They give hospitality, accompany and guide Nigerian, Somali and Eritrean women who were victims of human trafficking, giving them hope. This is the commitment of two Comboni Sisters in the SOLWODI project.
“SOLWODI, is the acronym for Solidarity with Women in Distress” – says Sr. Margit Foster, a nun of German origin. “This organization was established in Mombasa (Kenya) in 1985, thanks to Sister Lea Ackermann who decided to create a place of hospitality/refuge, and professional training for women who were forced into prostitution. Over the years the project was expanded with the establishment of facilities also in Germany, Austria and Romania. There are currently twenty-three SOLWODI centres in Germany, which operate independently in different regions”.
“It all happened by chance”, continues Sr. Margit. “For much time, we had been thinking about doing something to help the poorest concretely. So, when on the occasion of a meeting, Sr. Ackermann proposed to establish SOLWODI in Berlin, we were enthusiastic and got started on the project in 2007. We, two Comboni Sisters, Sr. Beatrice Mariotti, of Italian origin, and I, started to operate in the centre, which was initially located on the outskirts of the city; we gave hospitality to African women and, at the same time, we began to create our own network of contacts. In 2013 we moved to the current location”.
“Most women who arrive at our SOLWODI centre come from Nigeria, Ghana, Kenya, Somalia and Eritrea. They are victims of human trafficking and the prostitution racket or refugees who have crossed the Sahara, the Mediterranean or southern Europe routes, experiencing violence and desperation.
Every year about 200 people arrive at our centre”. “The first thing we do when women arrive at our centre, says Sr. Margit, is to evaluate what their priority needs are. Our task consists of finding an accommodation for these women, and helping them with the bureaucratic and legal procedures for requesting asylum and the regularization of their stay, in collaboration with the judicial authorities, in order to facilitate the investigations over the criminal organizations that control these women. But, most of all, we offer counselling, and psychological and social assistance in order to help these people to construct a new future”.
“The latter is the most complex phase – Sr. Margit underlines – since it is long, difficult and uncertain.
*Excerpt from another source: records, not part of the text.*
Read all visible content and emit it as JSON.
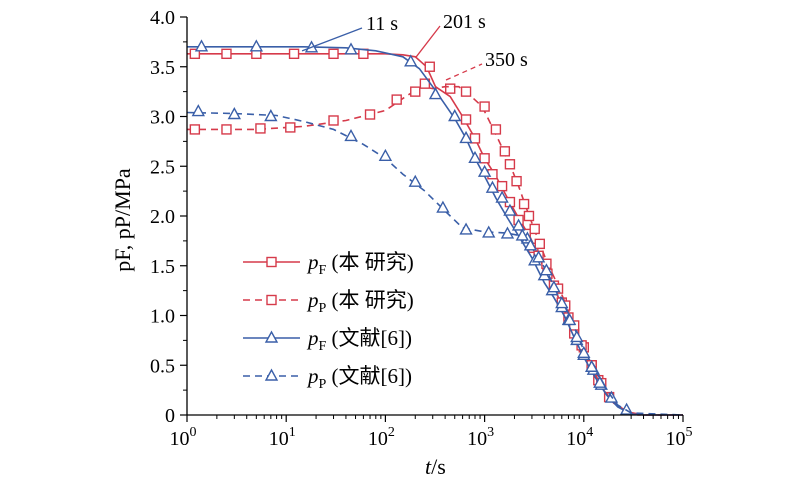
{
  "chart_data": {
    "type": "line",
    "x_scale": "log",
    "xlim": [
      1,
      100000
    ],
    "ylim": [
      0,
      4.0
    ],
    "grid": false,
    "legend_position": "bottom-left",
    "xlabel": {
      "main": "t",
      "unit": "/s"
    },
    "ylabel": {
      "text": "pF, pP/MPa"
    },
    "x_ticks": [
      {
        "value": 1,
        "base": "10",
        "exp": "0"
      },
      {
        "value": 10,
        "base": "10",
        "exp": "1"
      },
      {
        "value": 100,
        "base": "10",
        "exp": "2"
      },
      {
        "value": 1000,
        "base": "10",
        "exp": "3"
      },
      {
        "value": 10000,
        "base": "10",
        "exp": "4"
      },
      {
        "value": 100000,
        "base": "10",
        "exp": "5"
      }
    ],
    "y_ticks": [
      {
        "value": 0,
        "label": "0"
      },
      {
        "value": 0.5,
        "label": "0.5"
      },
      {
        "value": 1.0,
        "label": "1.0"
      },
      {
        "value": 1.5,
        "label": "1.5"
      },
      {
        "value": 2.0,
        "label": "2.0"
      },
      {
        "value": 2.5,
        "label": "2.5"
      },
      {
        "value": 3.0,
        "label": "3.0"
      },
      {
        "value": 3.5,
        "label": "3.5"
      },
      {
        "value": 4.0,
        "label": "4.0"
      }
    ],
    "annotations": [
      {
        "text": "11 s",
        "x": 12,
        "y": 3.68,
        "color": "#3a5fa8"
      },
      {
        "text": "201 s",
        "x": 201,
        "y": 3.62,
        "color": "#d63a4a"
      },
      {
        "text": "350 s",
        "x": 350,
        "y": 3.3,
        "color": "#d63a4a"
      }
    ],
    "series": [
      {
        "name": "p",
        "name_sub": "F",
        "name_suffix": " (本 研究)",
        "color": "#d63a4a",
        "dash": false,
        "marker": "square",
        "line": [
          [
            1,
            3.63
          ],
          [
            10,
            3.63
          ],
          [
            50,
            3.63
          ],
          [
            100,
            3.63
          ],
          [
            150,
            3.62
          ],
          [
            200,
            3.6
          ],
          [
            260,
            3.5
          ],
          [
            320,
            3.3
          ],
          [
            450,
            3.2
          ],
          [
            600,
            3.0
          ],
          [
            800,
            2.78
          ],
          [
            1000,
            2.58
          ],
          [
            1300,
            2.4
          ],
          [
            1700,
            2.18
          ],
          [
            2200,
            1.98
          ],
          [
            2900,
            1.78
          ],
          [
            3500,
            1.6
          ],
          [
            4500,
            1.35
          ],
          [
            6000,
            1.12
          ],
          [
            8000,
            0.82
          ],
          [
            10000,
            0.6
          ],
          [
            12000,
            0.45
          ],
          [
            15000,
            0.28
          ],
          [
            20000,
            0.12
          ],
          [
            28000,
            0.03
          ],
          [
            40000,
            0.0
          ],
          [
            100000,
            0.0
          ]
        ],
        "points": [
          [
            1.2,
            3.63
          ],
          [
            2.5,
            3.63
          ],
          [
            5,
            3.63
          ],
          [
            12,
            3.63
          ],
          [
            30,
            3.63
          ],
          [
            60,
            3.63
          ],
          [
            280,
            3.5
          ],
          [
            450,
            3.28
          ],
          [
            650,
            2.97
          ],
          [
            800,
            2.78
          ],
          [
            1000,
            2.58
          ],
          [
            1200,
            2.42
          ],
          [
            1500,
            2.3
          ],
          [
            1800,
            2.14
          ],
          [
            2200,
            1.96
          ],
          [
            2600,
            1.82
          ],
          [
            3100,
            1.68
          ],
          [
            3500,
            1.6
          ],
          [
            4300,
            1.42
          ],
          [
            5000,
            1.3
          ],
          [
            6000,
            1.13
          ],
          [
            7000,
            0.98
          ],
          [
            8000,
            0.82
          ],
          [
            10000,
            0.68
          ],
          [
            12000,
            0.5
          ],
          [
            14000,
            0.35
          ],
          [
            18000,
            0.18
          ]
        ]
      },
      {
        "name": "p",
        "name_sub": "P",
        "name_suffix": " (本 研究)",
        "color": "#d63a4a",
        "dash": true,
        "marker": "square",
        "line": [
          [
            1,
            2.87
          ],
          [
            5,
            2.87
          ],
          [
            15,
            2.9
          ],
          [
            40,
            2.96
          ],
          [
            100,
            3.06
          ],
          [
            160,
            3.2
          ],
          [
            230,
            3.3
          ],
          [
            300,
            3.28
          ],
          [
            400,
            3.3
          ],
          [
            550,
            3.3
          ],
          [
            700,
            3.22
          ],
          [
            900,
            3.12
          ],
          [
            1000,
            3.05
          ],
          [
            1300,
            2.82
          ],
          [
            1800,
            2.52
          ],
          [
            2200,
            2.3
          ],
          [
            2700,
            2.05
          ],
          [
            3300,
            1.82
          ],
          [
            4200,
            1.55
          ],
          [
            5500,
            1.3
          ],
          [
            7000,
            1.05
          ],
          [
            9000,
            0.78
          ],
          [
            11000,
            0.55
          ],
          [
            14000,
            0.35
          ],
          [
            18000,
            0.18
          ],
          [
            25000,
            0.04
          ],
          [
            35000,
            0.0
          ],
          [
            100000,
            0.0
          ]
        ],
        "points": [
          [
            1.2,
            2.87
          ],
          [
            2.5,
            2.87
          ],
          [
            5.5,
            2.88
          ],
          [
            11,
            2.89
          ],
          [
            30,
            2.96
          ],
          [
            70,
            3.02
          ],
          [
            130,
            3.17
          ],
          [
            200,
            3.25
          ],
          [
            250,
            3.33
          ],
          [
            650,
            3.25
          ],
          [
            1000,
            3.1
          ],
          [
            1300,
            2.87
          ],
          [
            1600,
            2.65
          ],
          [
            1800,
            2.52
          ],
          [
            2100,
            2.35
          ],
          [
            2500,
            2.12
          ],
          [
            2800,
            2.0
          ],
          [
            3200,
            1.87
          ],
          [
            3600,
            1.72
          ],
          [
            4200,
            1.52
          ],
          [
            5500,
            1.27
          ],
          [
            6500,
            1.1
          ],
          [
            8000,
            0.9
          ],
          [
            9500,
            0.7
          ],
          [
            12000,
            0.5
          ],
          [
            15000,
            0.32
          ]
        ]
      },
      {
        "name": "p",
        "name_sub": "F",
        "name_suffix": " (文献[6])",
        "color": "#3a5fa8",
        "dash": false,
        "marker": "triangle",
        "line": [
          [
            1,
            3.7
          ],
          [
            5,
            3.7
          ],
          [
            15,
            3.7
          ],
          [
            40,
            3.69
          ],
          [
            80,
            3.66
          ],
          [
            150,
            3.6
          ],
          [
            220,
            3.48
          ],
          [
            300,
            3.3
          ],
          [
            400,
            3.12
          ],
          [
            500,
            2.98
          ],
          [
            650,
            2.78
          ],
          [
            800,
            2.58
          ],
          [
            1000,
            2.4
          ],
          [
            1300,
            2.18
          ],
          [
            1700,
            1.98
          ],
          [
            2200,
            1.8
          ],
          [
            3000,
            1.58
          ],
          [
            4000,
            1.33
          ],
          [
            5000,
            1.18
          ],
          [
            6500,
            0.98
          ],
          [
            8000,
            0.78
          ],
          [
            10000,
            0.58
          ],
          [
            13000,
            0.38
          ],
          [
            17000,
            0.2
          ],
          [
            22000,
            0.08
          ],
          [
            30000,
            0.01
          ],
          [
            40000,
            0.0
          ],
          [
            100000,
            0.0
          ]
        ],
        "points": [
          [
            1.4,
            3.7
          ],
          [
            5,
            3.7
          ],
          [
            18,
            3.69
          ],
          [
            45,
            3.67
          ],
          [
            180,
            3.55
          ],
          [
            320,
            3.22
          ],
          [
            500,
            3.0
          ],
          [
            650,
            2.78
          ],
          [
            800,
            2.58
          ],
          [
            1000,
            2.44
          ],
          [
            1200,
            2.28
          ],
          [
            1500,
            2.18
          ],
          [
            1800,
            2.05
          ],
          [
            2200,
            1.9
          ],
          [
            2700,
            1.77
          ],
          [
            3200,
            1.55
          ],
          [
            4000,
            1.4
          ],
          [
            4800,
            1.25
          ],
          [
            6000,
            1.08
          ],
          [
            7000,
            0.95
          ],
          [
            8500,
            0.75
          ],
          [
            10000,
            0.6
          ],
          [
            12500,
            0.45
          ],
          [
            15000,
            0.3
          ],
          [
            19000,
            0.17
          ],
          [
            27000,
            0.05
          ]
        ]
      },
      {
        "name": "p",
        "name_sub": "P",
        "name_suffix": " (文献[6])",
        "color": "#3a5fa8",
        "dash": true,
        "marker": "triangle",
        "line": [
          [
            1,
            3.04
          ],
          [
            3,
            3.03
          ],
          [
            8,
            3.01
          ],
          [
            15,
            2.95
          ],
          [
            30,
            2.87
          ],
          [
            60,
            2.72
          ],
          [
            100,
            2.58
          ],
          [
            150,
            2.42
          ],
          [
            250,
            2.25
          ],
          [
            400,
            2.05
          ],
          [
            600,
            1.88
          ],
          [
            1000,
            1.84
          ],
          [
            1600,
            1.83
          ],
          [
            2400,
            1.8
          ],
          [
            3000,
            1.68
          ],
          [
            3500,
            1.58
          ],
          [
            4200,
            1.45
          ],
          [
            5000,
            1.3
          ],
          [
            6500,
            1.1
          ],
          [
            8000,
            0.88
          ],
          [
            10000,
            0.65
          ],
          [
            13000,
            0.45
          ],
          [
            17000,
            0.25
          ],
          [
            22000,
            0.1
          ],
          [
            30000,
            0.02
          ],
          [
            100000,
            0.0
          ]
        ],
        "points": [
          [
            1.3,
            3.05
          ],
          [
            3,
            3.02
          ],
          [
            7,
            3.0
          ],
          [
            45,
            2.8
          ],
          [
            100,
            2.6
          ],
          [
            200,
            2.34
          ],
          [
            380,
            2.08
          ],
          [
            650,
            1.86
          ],
          [
            1100,
            1.83
          ],
          [
            1700,
            1.82
          ],
          [
            2400,
            1.8
          ],
          [
            2900,
            1.7
          ],
          [
            3500,
            1.58
          ],
          [
            4200,
            1.45
          ],
          [
            5000,
            1.28
          ],
          [
            6000,
            1.12
          ],
          [
            7200,
            0.95
          ],
          [
            8500,
            0.78
          ],
          [
            10000,
            0.62
          ],
          [
            12000,
            0.48
          ],
          [
            14500,
            0.32
          ]
        ]
      }
    ]
  }
}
These women, who have not seldom been sold to traffickers by their own families, may experience an ordinary relocation, due to the inability of their hosts to continue to give them hospitality, as a new ‘abandonment’, which reopens their wounds, that had just healed, and this creates deep repercussions”.
“Their psychological distress – continues Sr. Margit – is clearly shown when they have to tell their story to the authorities, who are in charge of examining asylum requests or who have to carry out investigations. They only mention the abandoning by their families, as if that was the only trauma they suffered, and the others which followed were not even worth mentioning. The paradox is that the authorities, instead, mainly take into consideration the tragic experiences these women had to go through after being abandoned by their families, the violence, the abuses, the threats they suffered match better with the legal criteria that regulate migration flows”.
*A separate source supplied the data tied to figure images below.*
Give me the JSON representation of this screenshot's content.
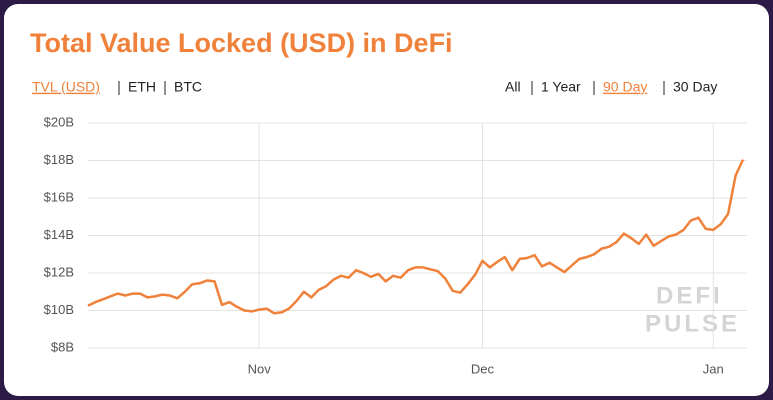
{
  "chart_data": {
    "type": "line",
    "title": "Total Value Locked (USD) in DeFi",
    "unit_tabs": [
      "TVL (USD)",
      "ETH",
      "BTC"
    ],
    "range_tabs": [
      "All",
      "1 Year",
      "90 Day",
      "30 Day"
    ],
    "watermark": [
      "DEFI",
      "PULSE"
    ],
    "categories": [
      null,
      null,
      null,
      null,
      null,
      null,
      null,
      null,
      null,
      null,
      null,
      null,
      null,
      null,
      null,
      null,
      null,
      null,
      null,
      null,
      null,
      null,
      null,
      "Nov",
      null,
      null,
      null,
      null,
      null,
      null,
      null,
      null,
      null,
      null,
      null,
      null,
      null,
      null,
      null,
      null,
      null,
      null,
      null,
      null,
      null,
      null,
      null,
      null,
      null,
      null,
      null,
      null,
      null,
      "Dec",
      null,
      null,
      null,
      null,
      null,
      null,
      null,
      null,
      null,
      null,
      null,
      null,
      null,
      null,
      null,
      null,
      null,
      null,
      null,
      null,
      null,
      null,
      null,
      null,
      null,
      null,
      null,
      null,
      null,
      null,
      "Jan",
      null,
      null,
      null,
      null
    ],
    "values": [
      10.25,
      10.45,
      10.6,
      10.75,
      10.9,
      10.8,
      10.9,
      10.9,
      10.7,
      10.75,
      10.85,
      10.8,
      10.65,
      11.0,
      11.4,
      11.45,
      11.6,
      11.55,
      10.3,
      10.45,
      10.2,
      10.0,
      9.95,
      10.05,
      10.1,
      9.85,
      9.9,
      10.1,
      10.5,
      11.0,
      10.7,
      11.1,
      11.3,
      11.65,
      11.85,
      11.75,
      12.15,
      12.0,
      11.8,
      11.95,
      11.55,
      11.85,
      11.75,
      12.15,
      12.3,
      12.3,
      12.2,
      12.1,
      11.7,
      11.05,
      10.95,
      11.4,
      11.9,
      12.65,
      12.3,
      12.6,
      12.85,
      12.15,
      12.75,
      12.8,
      12.95,
      12.35,
      12.55,
      12.3,
      12.05,
      12.4,
      12.75,
      12.85,
      13.0,
      13.3,
      13.4,
      13.65,
      14.1,
      13.85,
      13.55,
      14.05,
      13.45,
      13.7,
      13.95,
      14.05,
      14.3,
      14.8,
      14.95,
      14.35,
      14.3,
      14.6,
      15.15,
      17.2,
      18.05
    ],
    "color": "#f0813a",
    "ylim": [
      8,
      20
    ],
    "yticks": [
      {
        "value": 8,
        "label": "$8B"
      },
      {
        "value": 10,
        "label": "$10B"
      },
      {
        "value": 12,
        "label": "$12B"
      },
      {
        "value": 14,
        "label": "$14B"
      },
      {
        "value": 16,
        "label": "$16B"
      },
      {
        "value": 18,
        "label": "$18B"
      },
      {
        "value": 20,
        "label": "$20B"
      }
    ],
    "grid": true
  }
}
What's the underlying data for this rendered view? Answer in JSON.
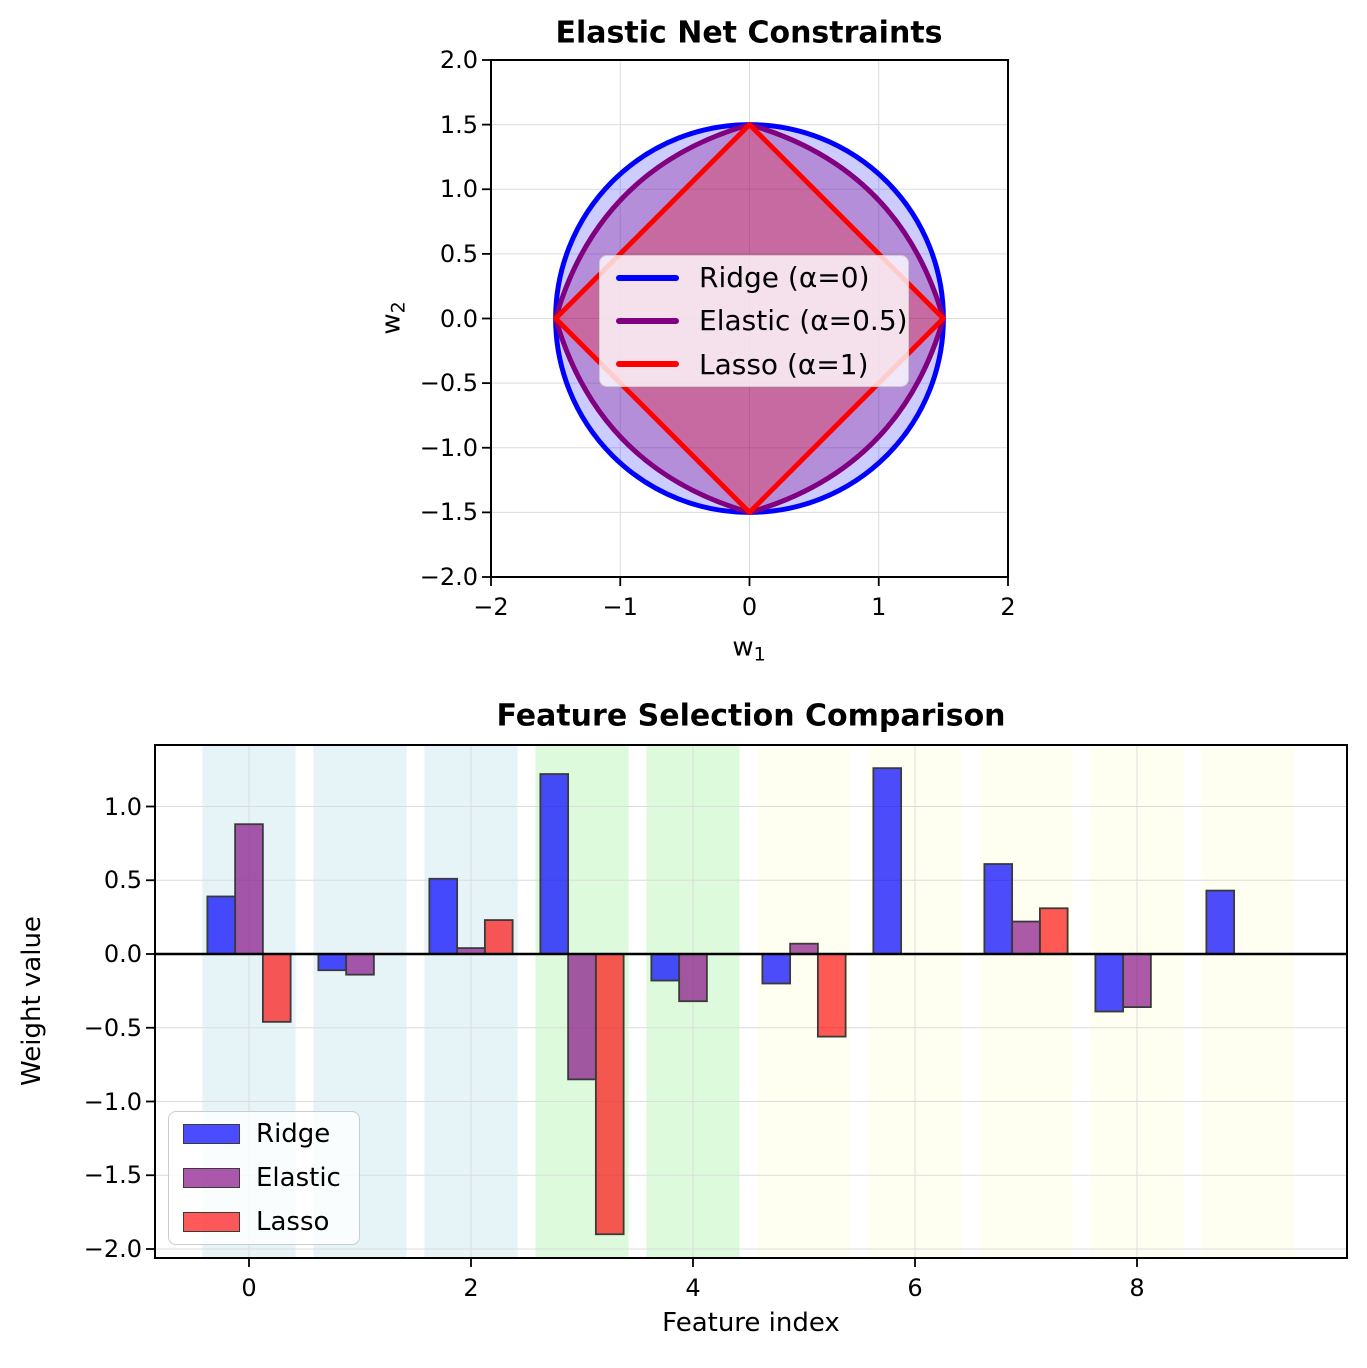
{
  "top_chart": {
    "title": "Elastic Net Constraints",
    "xlabel_base": "w",
    "xlabel_sub": "1",
    "ylabel_base": "w",
    "ylabel_sub": "2",
    "x_tick_labels": [
      "−2",
      "−1",
      "0",
      "1",
      "2"
    ],
    "y_tick_labels": [
      "2.0",
      "1.5",
      "1.0",
      "0.5",
      "0.0",
      "−0.5",
      "−1.0",
      "−1.5",
      "−2.0"
    ],
    "legend_items": [
      {
        "label": "Ridge (α=0)",
        "color": "#0000ff"
      },
      {
        "label": "Elastic (α=0.5)",
        "color": "#800080"
      },
      {
        "label": "Lasso (α=1)",
        "color": "#ff0000"
      }
    ]
  },
  "bottom_chart": {
    "title": "Feature Selection Comparison",
    "xlabel": "Feature index",
    "ylabel": "Weight value",
    "x_tick_labels": [
      "0",
      "2",
      "4",
      "6",
      "8"
    ],
    "y_tick_labels": [
      "1.0",
      "0.5",
      "0.0",
      "−0.5",
      "−1.0",
      "−1.5",
      "−2.0"
    ],
    "legend_items": [
      {
        "label": "Ridge",
        "color": "rgba(0,0,255,0.7)"
      },
      {
        "label": "Elastic",
        "color": "rgba(128,0,128,0.65)"
      },
      {
        "label": "Lasso",
        "color": "rgba(255,0,0,0.65)"
      }
    ]
  },
  "chart_data": [
    {
      "type": "line",
      "title": "Elastic Net Constraints",
      "xlabel": "w₁",
      "ylabel": "w₂",
      "xlim": [
        -2,
        2
      ],
      "ylim": [
        -2,
        2
      ],
      "x_ticks": [
        -2,
        -1,
        0,
        1,
        2
      ],
      "y_ticks": [
        2.0,
        1.5,
        1.0,
        0.5,
        0.0,
        -0.5,
        -1.0,
        -1.5,
        -2.0
      ],
      "grid": true,
      "legend_position": "center",
      "constraint_radius": 1.5,
      "series": [
        {
          "name": "Ridge (α=0)",
          "shape": "circle",
          "radius": 1.5,
          "line_color": "#0000ff",
          "fill_color": "rgba(0,0,255,0.2)",
          "line_width": 5
        },
        {
          "name": "Elastic (α=0.5)",
          "shape": "superellipse",
          "axis_intercept": 1.5,
          "diagonal_reach": 0.958,
          "bezier_control": 1.166,
          "line_color": "#800080",
          "fill_color": "rgba(128,0,128,0.3)",
          "line_width": 5
        },
        {
          "name": "Lasso (α=1)",
          "shape": "diamond",
          "axis_intercept": 1.5,
          "line_color": "#ff0000",
          "fill_color": "rgba(255,0,0,0.25)",
          "line_width": 5
        }
      ]
    },
    {
      "type": "bar",
      "title": "Feature Selection Comparison",
      "xlabel": "Feature index",
      "ylabel": "Weight value",
      "categories": [
        0,
        1,
        2,
        3,
        4,
        5,
        6,
        7,
        8,
        9
      ],
      "series": [
        {
          "name": "Ridge",
          "color": "rgba(0,0,255,0.7)",
          "values": [
            0.39,
            -0.11,
            0.51,
            1.22,
            -0.18,
            -0.2,
            1.26,
            0.61,
            -0.39,
            0.43
          ]
        },
        {
          "name": "Elastic",
          "color": "rgba(128,0,128,0.65)",
          "values": [
            0.88,
            -0.14,
            0.04,
            -0.85,
            -0.32,
            0.07,
            0.0,
            0.22,
            -0.36,
            0.0
          ]
        },
        {
          "name": "Lasso",
          "color": "rgba(255,0,0,0.65)",
          "values": [
            -0.46,
            0.0,
            0.23,
            -1.9,
            0.0,
            -0.56,
            0.0,
            0.31,
            0.0,
            0.0
          ]
        }
      ],
      "bar_width": 0.25,
      "bar_offsets": [
        -0.25,
        0,
        0.25
      ],
      "bar_edge_color": "#3a3a3a",
      "background_bands": [
        {
          "features": [
            0,
            1,
            2
          ],
          "color": "rgba(173,216,230,0.3)"
        },
        {
          "features": [
            3,
            4
          ],
          "color": "rgba(144,238,144,0.3)"
        },
        {
          "features": [
            5,
            6,
            7,
            8,
            9
          ],
          "color": "rgba(255,255,224,0.45)"
        }
      ],
      "band_half_width": 0.42,
      "x_ticks": [
        0,
        2,
        4,
        6,
        8
      ],
      "y_ticks": [
        1.0,
        0.5,
        0.0,
        -0.5,
        -1.0,
        -1.5,
        -2.0
      ],
      "xlim": [
        -0.85,
        9.89
      ],
      "ylim": [
        -2.07,
        1.42
      ],
      "grid": true,
      "zero_line": true,
      "legend_position": "lower left"
    }
  ]
}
Sr. Margit, however, can often see positive signals besides much suffering, when she meets the women who arrive at the centre. “Yes, I can see hope – confirms the missionary – understood as energy derived from these women’s confidence that the turning point is imminent. They also become aware of their skills, personal resources and their power once they are freed from the double yoke: the cultural and male chauvinist one and that of slave traders”. With reference to the religiosity of these women, Sr. Margit notices the different relationship they have with God compared to people in western countries. “To us, western people, religiosity is something primarily cognitive, while among them it becomes something concrete with an everyday connotation, as a guide in their everyday activities. God in Africa is alive. African women do not talk much about their experience of faith. They live it”.
Sr. Margit is convinced that it is extremely important to support these women’s strength and their ability to look far. “Some of the women we host and guide, express the desire to create projects in their home countries in order to develop woman’s role in their society of origin and prevent other women from becoming victims of traffickers. The first step to achieve this goal is to get access to education. We, missionaries at the SOLWODI centre are also committed to giving concrete support to those processes that can finally make these women protagonists of their own destiny, their history and change in Africa”. (J.L.)